Regulation that relies on moderation data are only as accurate as the models behind them.
Methodology summary
- Model used: AWS Rekognition Moderation Model 7.0
- Images analyzed: 130,194
- Flagged images: 18,103
- Confidence threshold: 60%+
- Unique labels identified: 90+
- Major parent categories analyzed: 15
- Data anonymization: All images were stripped of metadata; no personally identifying information was retained
A cleaned 500-row sample dataset is available for journalists and researchers.
Limitations
This study examines the behavior of one moderation model.

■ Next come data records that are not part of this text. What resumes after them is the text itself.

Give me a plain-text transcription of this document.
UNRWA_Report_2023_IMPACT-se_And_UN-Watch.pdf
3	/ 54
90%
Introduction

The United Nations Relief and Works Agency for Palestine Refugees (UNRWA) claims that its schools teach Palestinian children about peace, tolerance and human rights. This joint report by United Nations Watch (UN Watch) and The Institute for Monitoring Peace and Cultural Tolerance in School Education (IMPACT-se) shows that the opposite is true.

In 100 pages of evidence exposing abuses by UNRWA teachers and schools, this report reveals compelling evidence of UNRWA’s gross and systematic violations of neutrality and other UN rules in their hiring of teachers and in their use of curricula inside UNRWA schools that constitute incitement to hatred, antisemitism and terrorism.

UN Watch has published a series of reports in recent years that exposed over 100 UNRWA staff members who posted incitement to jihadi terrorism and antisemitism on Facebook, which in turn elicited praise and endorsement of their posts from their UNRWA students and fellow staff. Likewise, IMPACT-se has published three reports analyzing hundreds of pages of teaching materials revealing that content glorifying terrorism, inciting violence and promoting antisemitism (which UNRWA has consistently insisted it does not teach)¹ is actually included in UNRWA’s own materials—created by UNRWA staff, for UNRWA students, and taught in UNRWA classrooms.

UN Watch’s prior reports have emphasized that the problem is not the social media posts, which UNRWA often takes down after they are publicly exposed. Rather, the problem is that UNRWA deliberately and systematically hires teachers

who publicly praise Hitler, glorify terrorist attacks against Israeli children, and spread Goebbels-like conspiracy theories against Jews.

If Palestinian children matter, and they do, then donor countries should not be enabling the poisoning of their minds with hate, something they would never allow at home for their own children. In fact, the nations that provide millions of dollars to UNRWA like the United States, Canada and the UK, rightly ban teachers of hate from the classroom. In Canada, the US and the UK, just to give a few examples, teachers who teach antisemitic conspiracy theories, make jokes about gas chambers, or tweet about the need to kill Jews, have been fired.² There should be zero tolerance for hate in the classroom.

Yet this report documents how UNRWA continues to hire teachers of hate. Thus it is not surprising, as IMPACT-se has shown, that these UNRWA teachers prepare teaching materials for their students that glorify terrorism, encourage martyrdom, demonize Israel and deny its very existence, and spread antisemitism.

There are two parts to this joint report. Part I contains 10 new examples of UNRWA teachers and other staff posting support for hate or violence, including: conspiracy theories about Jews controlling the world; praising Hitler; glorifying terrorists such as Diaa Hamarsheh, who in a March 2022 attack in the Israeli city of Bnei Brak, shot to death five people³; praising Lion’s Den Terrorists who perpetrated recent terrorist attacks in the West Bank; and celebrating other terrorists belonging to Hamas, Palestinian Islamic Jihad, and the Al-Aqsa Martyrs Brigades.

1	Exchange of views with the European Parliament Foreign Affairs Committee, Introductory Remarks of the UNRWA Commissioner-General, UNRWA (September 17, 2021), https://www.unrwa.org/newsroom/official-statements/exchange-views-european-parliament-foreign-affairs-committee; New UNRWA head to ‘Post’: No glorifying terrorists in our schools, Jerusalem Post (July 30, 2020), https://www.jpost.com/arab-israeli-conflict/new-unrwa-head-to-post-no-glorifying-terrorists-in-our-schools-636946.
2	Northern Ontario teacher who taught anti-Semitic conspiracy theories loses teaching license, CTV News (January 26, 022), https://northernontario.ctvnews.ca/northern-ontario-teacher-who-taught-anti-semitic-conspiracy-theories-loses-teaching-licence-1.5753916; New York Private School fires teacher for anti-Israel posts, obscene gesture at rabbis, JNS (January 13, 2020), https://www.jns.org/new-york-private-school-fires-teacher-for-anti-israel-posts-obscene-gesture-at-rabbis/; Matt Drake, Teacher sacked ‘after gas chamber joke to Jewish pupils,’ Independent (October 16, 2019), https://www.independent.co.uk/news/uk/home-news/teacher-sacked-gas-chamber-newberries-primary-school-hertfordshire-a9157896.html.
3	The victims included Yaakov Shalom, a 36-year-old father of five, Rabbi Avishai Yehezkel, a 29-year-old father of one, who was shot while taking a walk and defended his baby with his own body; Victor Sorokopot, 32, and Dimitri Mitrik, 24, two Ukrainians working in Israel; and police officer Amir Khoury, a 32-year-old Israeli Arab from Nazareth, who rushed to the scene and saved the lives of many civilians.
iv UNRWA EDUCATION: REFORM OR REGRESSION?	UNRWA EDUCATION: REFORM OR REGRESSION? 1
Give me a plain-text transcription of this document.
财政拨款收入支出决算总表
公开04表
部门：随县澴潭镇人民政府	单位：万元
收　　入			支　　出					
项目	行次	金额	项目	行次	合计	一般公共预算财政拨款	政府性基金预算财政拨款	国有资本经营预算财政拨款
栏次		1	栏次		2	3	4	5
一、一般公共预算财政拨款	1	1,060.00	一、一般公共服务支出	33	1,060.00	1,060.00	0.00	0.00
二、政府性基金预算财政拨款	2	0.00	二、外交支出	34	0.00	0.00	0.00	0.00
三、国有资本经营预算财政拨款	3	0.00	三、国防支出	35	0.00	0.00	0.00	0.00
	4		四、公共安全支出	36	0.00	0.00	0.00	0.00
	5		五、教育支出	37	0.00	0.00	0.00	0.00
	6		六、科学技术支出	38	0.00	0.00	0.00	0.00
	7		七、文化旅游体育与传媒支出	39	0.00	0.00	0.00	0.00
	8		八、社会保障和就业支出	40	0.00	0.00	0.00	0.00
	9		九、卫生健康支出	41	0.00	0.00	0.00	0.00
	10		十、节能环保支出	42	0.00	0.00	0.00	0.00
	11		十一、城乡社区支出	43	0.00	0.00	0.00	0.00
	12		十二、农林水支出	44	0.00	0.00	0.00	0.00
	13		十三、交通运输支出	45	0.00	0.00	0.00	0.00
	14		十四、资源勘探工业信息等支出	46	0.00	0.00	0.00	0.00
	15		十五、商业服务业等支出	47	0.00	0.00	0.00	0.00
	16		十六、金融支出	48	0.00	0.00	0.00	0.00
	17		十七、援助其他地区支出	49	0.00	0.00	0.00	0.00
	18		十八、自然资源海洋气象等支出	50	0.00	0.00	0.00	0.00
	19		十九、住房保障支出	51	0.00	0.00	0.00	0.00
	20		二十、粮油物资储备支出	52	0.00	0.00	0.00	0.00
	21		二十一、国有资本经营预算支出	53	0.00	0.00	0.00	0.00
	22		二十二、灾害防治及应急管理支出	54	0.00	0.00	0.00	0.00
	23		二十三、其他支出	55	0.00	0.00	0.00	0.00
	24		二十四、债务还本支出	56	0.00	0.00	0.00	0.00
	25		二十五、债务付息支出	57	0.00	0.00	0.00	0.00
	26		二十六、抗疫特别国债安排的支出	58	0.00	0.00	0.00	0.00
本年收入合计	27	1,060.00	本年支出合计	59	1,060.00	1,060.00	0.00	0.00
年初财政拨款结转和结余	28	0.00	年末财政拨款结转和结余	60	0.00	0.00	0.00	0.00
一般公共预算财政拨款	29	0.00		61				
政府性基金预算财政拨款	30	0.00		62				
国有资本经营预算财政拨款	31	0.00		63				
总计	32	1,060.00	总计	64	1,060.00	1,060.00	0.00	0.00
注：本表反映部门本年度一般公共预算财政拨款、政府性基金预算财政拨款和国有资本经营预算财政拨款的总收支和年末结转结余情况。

Other systems — such as Google’s Vision AI, TikTok’s proprietary moderation, or Meta’s internal classifiers — may prioritize different risk vectors.
Additionally:
- Cultural training bias is unavoidable
- Context is ignored
- Clothing ≠ harm
- Violence ≠ intent
- Gestures ≠ danger
AI moderation is still far from understanding nuance.
Takeaway: AI moderation still confuses exposure with risk
Family Orbit’s 2025 study makes one thing clear:
AI moderators treat “skin” as a higher-risk signal than “harm.”
As more digital platforms rely entirely on automated moderation, this mismatch becomes a real safety gap — not just a technical quirk.
To build safer digital environments, especially for young people, future AI moderation must evolve beyond surface-level detection and begin understanding context, behavior, and real indicators of danger.